The prince leaned as far out of his chair as he could, without falling out, and whispered across the room:
“Where does he come in? And why doesn’t he like me?”
“Ssh—!” She held on to the arm of her chair and stretched out her neck and alarmed countenance, for all the world as though she expected to be guillotined. “He’s a relative—of Mr. Mearely’s, and—and—” she stopped, and gestured for silence, thinking that what he overheard of Howard’s conversation might enlighten him.

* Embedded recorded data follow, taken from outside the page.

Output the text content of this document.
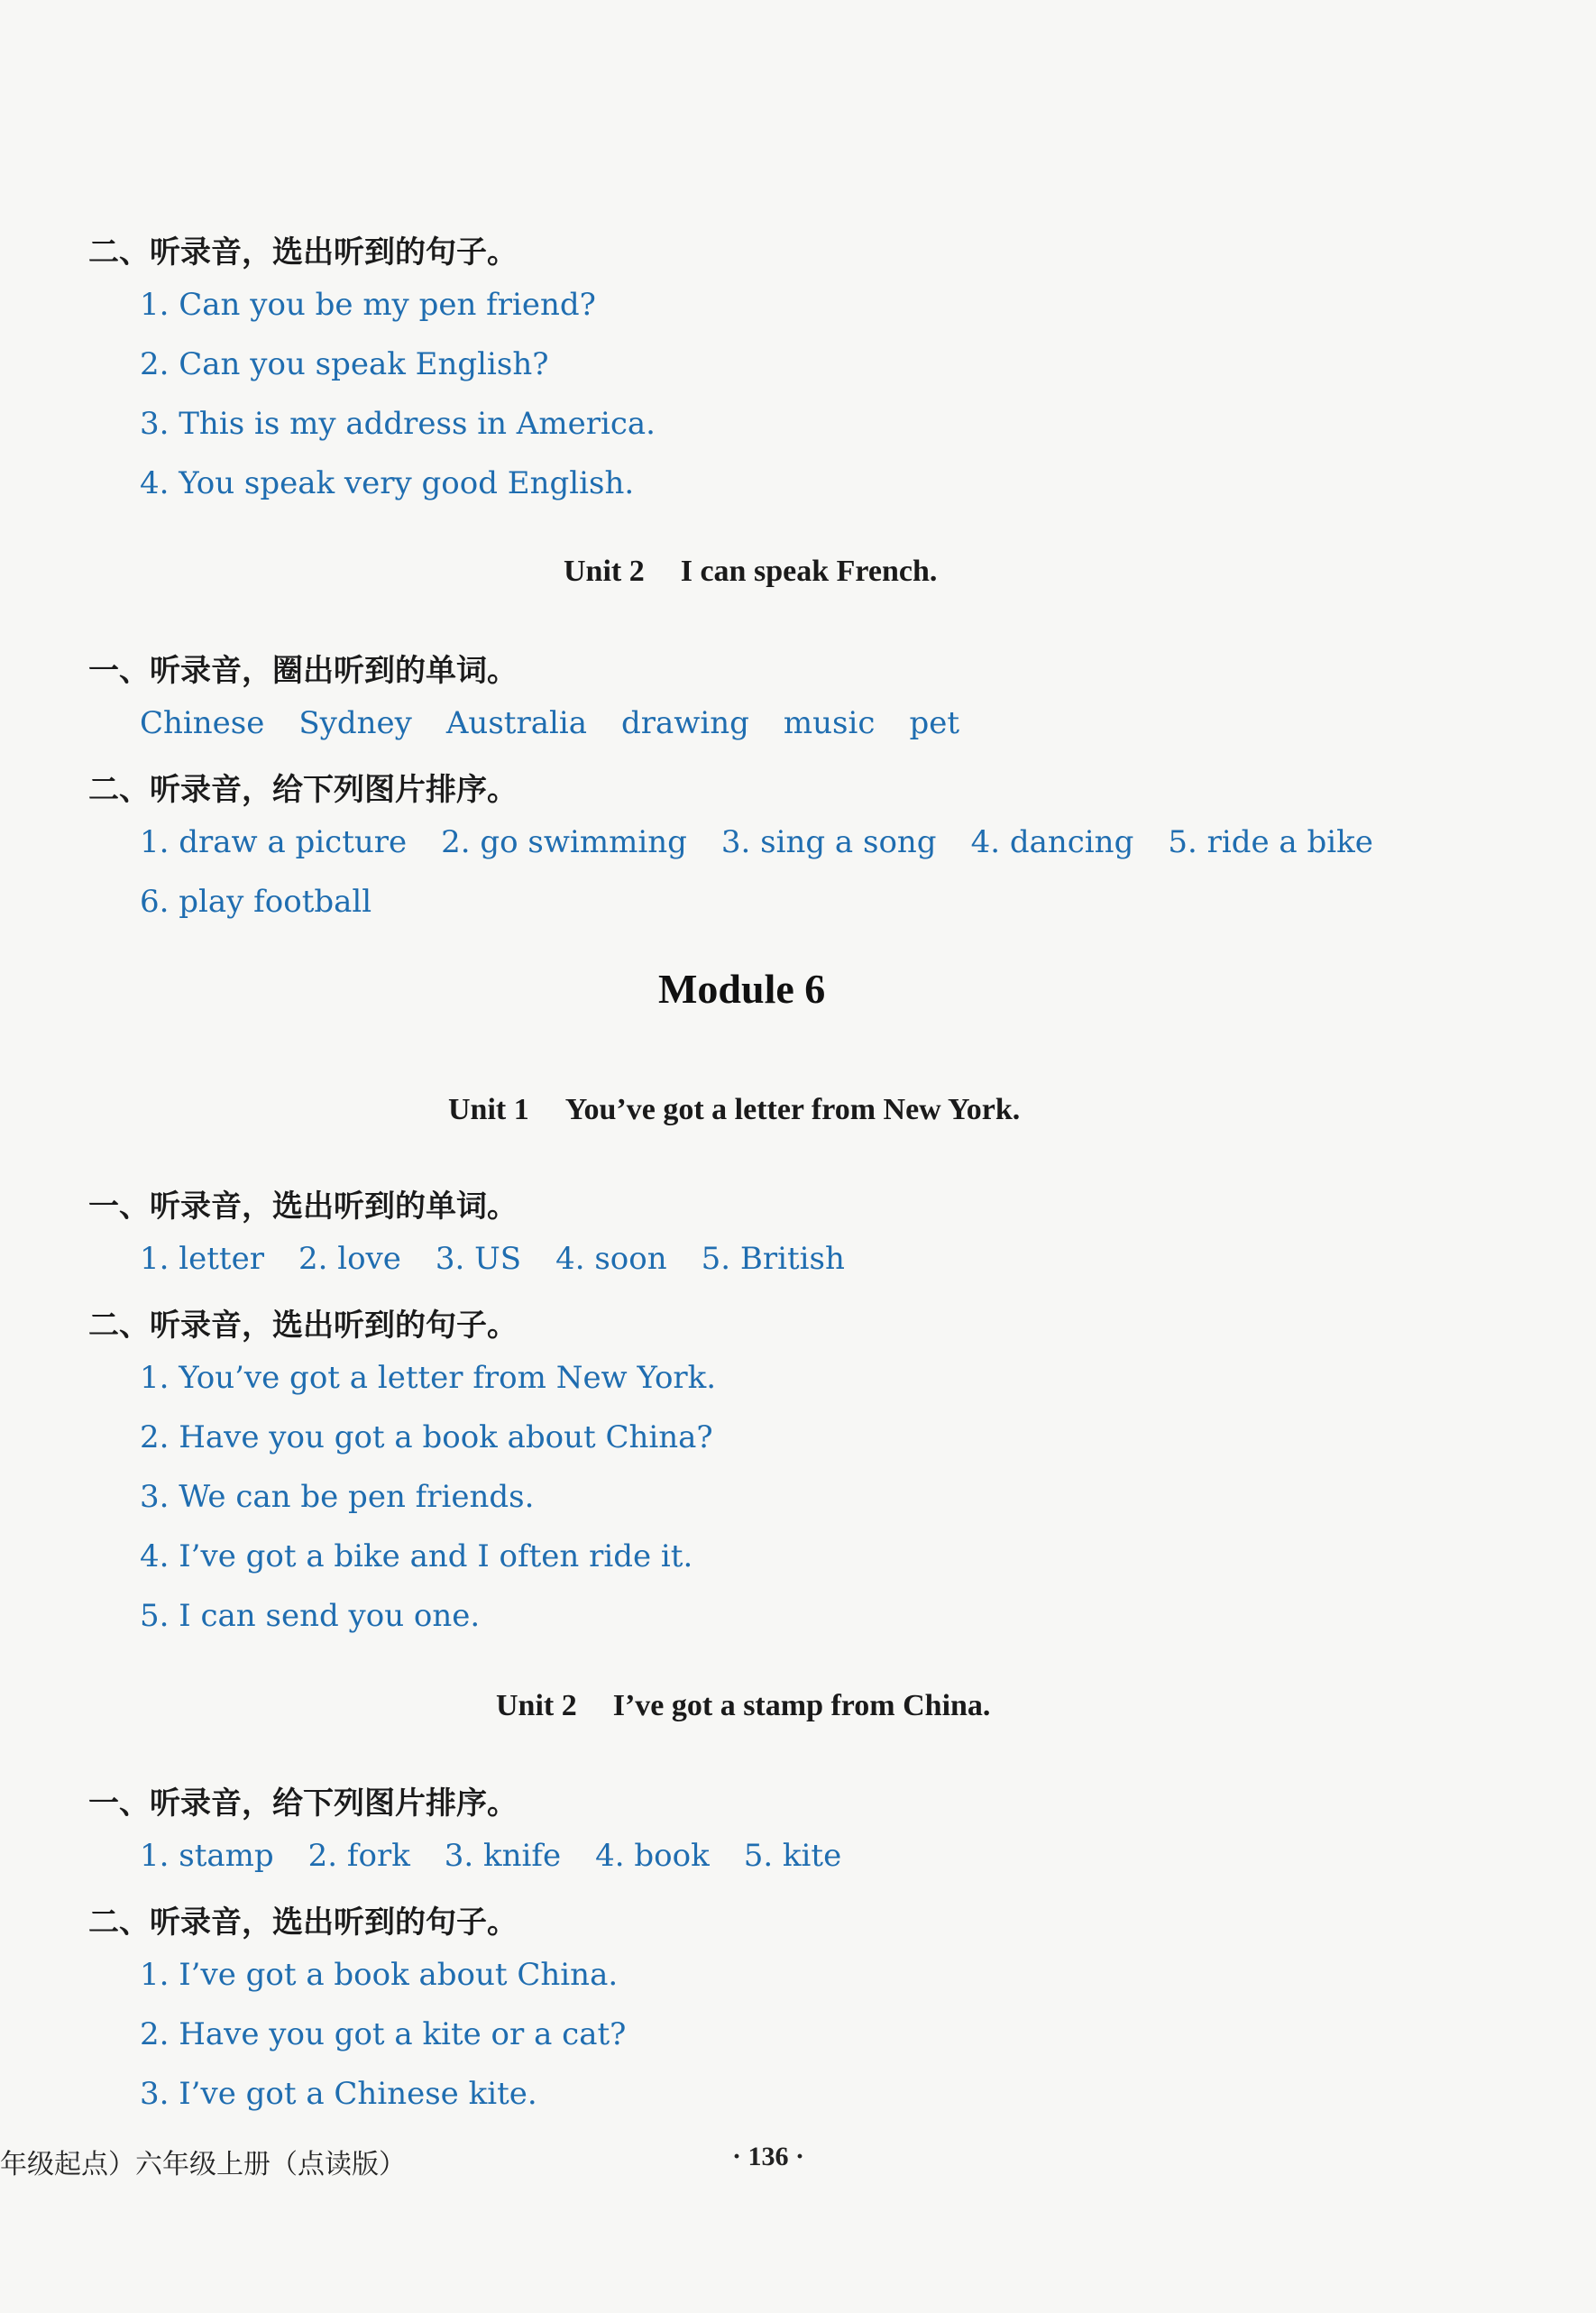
二、听录音，选出听到的句子。
1. Can you be my pen friend?
2. Can you speak English?
3. This is my address in America.
4. You speak very good English.
Unit 2 I can speak French.
一、听录音，圈出听到的单词。
Chinese Sydney Australia drawing music pet
二、听录音，给下列图片排序。
1. draw a picture 2. go swimming 3. sing a song 4. dancing 5. ride a bike
6. play football
Module 6
Unit 1 You’ve got a letter from New York.
一、听录音，选出听到的单词。
1. letter 2. love 3. US 4. soon 5. British
二、听录音，选出听到的句子。
1. You’ve got a letter from New York.
2. Have you got a book about China?
3. We can be pen friends.
4. I’ve got a bike and I often ride it.
5. I can send you one.
Unit 2 I’ve got a stamp from China.
一、听录音，给下列图片排序。
1. stamp 2. fork 3. knife 4. book 5. kite
二、听录音，选出听到的句子。
1. I’ve got a book about China.
2. Have you got a kite or a cat?
3. I’ve got a Chinese kite.
年级起点）六年级上册（点读版）	· 136 ·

“No, thank you.” Howard was repeating what had become a formula; his tones were still unfailingly polite, but weary and suggestive of nerves straining thin under the surface. “Mrs. Mearely is not ill. Just a fright. Mrs. Witherby is most kind and considerate, but it was really unnecessary to call you up about it. No. Thank you.” He came to the door and addressed Mrs. Mearely, coldly, “That was Mrs. Field. She says she has been trying for half an hour to get this line. Between them, I don’t think Mrs. Wells and Mrs. Witherby have overlooked anybody.”
Ting-a-ling-a-ling! With a barely suppressed sigh Mr. Howard went back to the instrument; absent-mindedly, he closed the door. This time it was Central herself who desired speech with him.
“Land to goodness! Mr. Howard, I’m tuckered out!” she complained, bitterly. “What in creation’s happened up to Villa Rose, anyhow? Never, in all my days in this office, have I heard subscribers ramp round like they been doin’ this night. I ain’t had a wink of sleep; and maw’s jest come and stuck a Dollop’s stickem headache plaster on to the back of my neck. I declare I’m weak as a plucked chicken. I give all Roseborough fair warning, right now, that I ain’t a-goin’ to stand much more of it. Here, hold on. Don’t ring off. There’s your party.” Anon, Howard was answering the same questions in the same wearily courteous manner.